Lack of the P2X7R Reduces Physical Fitness and Surface Body Temperature. Physical fitness (A) of C57Bl/6 P2X7 WT and KO mice was investigated in a standard rotarod test by measuring time (s) spent on the wheel, as described in Materials and Methods. Data are presented as average ± SEM for WT (803.3 ± 44.74, n = 6) and P2X7R-KO mice (659.3 ± 34.45, n = 6). For body temperature measurement (B, C), WT and P2X7R-KO mice were placed on a warm surface in a 22°C heated room, and body images were acquired and measured with a Thermacam P25 Infrared Camera.
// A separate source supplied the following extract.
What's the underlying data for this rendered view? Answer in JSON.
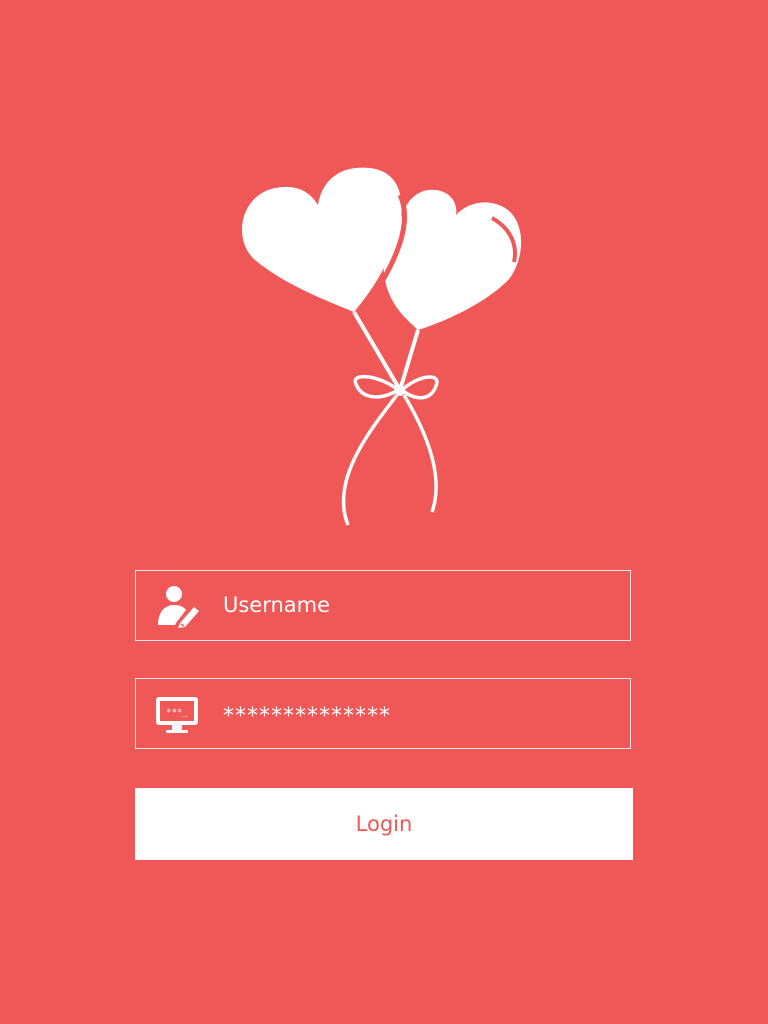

Representative thermal images from one WT (right) and one P2X7R-KO (left) mouse from dorsal or ventral view (B). Each temperature measurement was performed in triplicate in a total of seven mice for condition. Data are presented as average °C ± SEM for P2X7R-KO (33.37 ± 0.2607, n = 7) and WT (34.4 ± 0.226, n = 7) mice. P-values are calculated with the two-tailed unpaired Student’s t-test. ^*P < 0.05.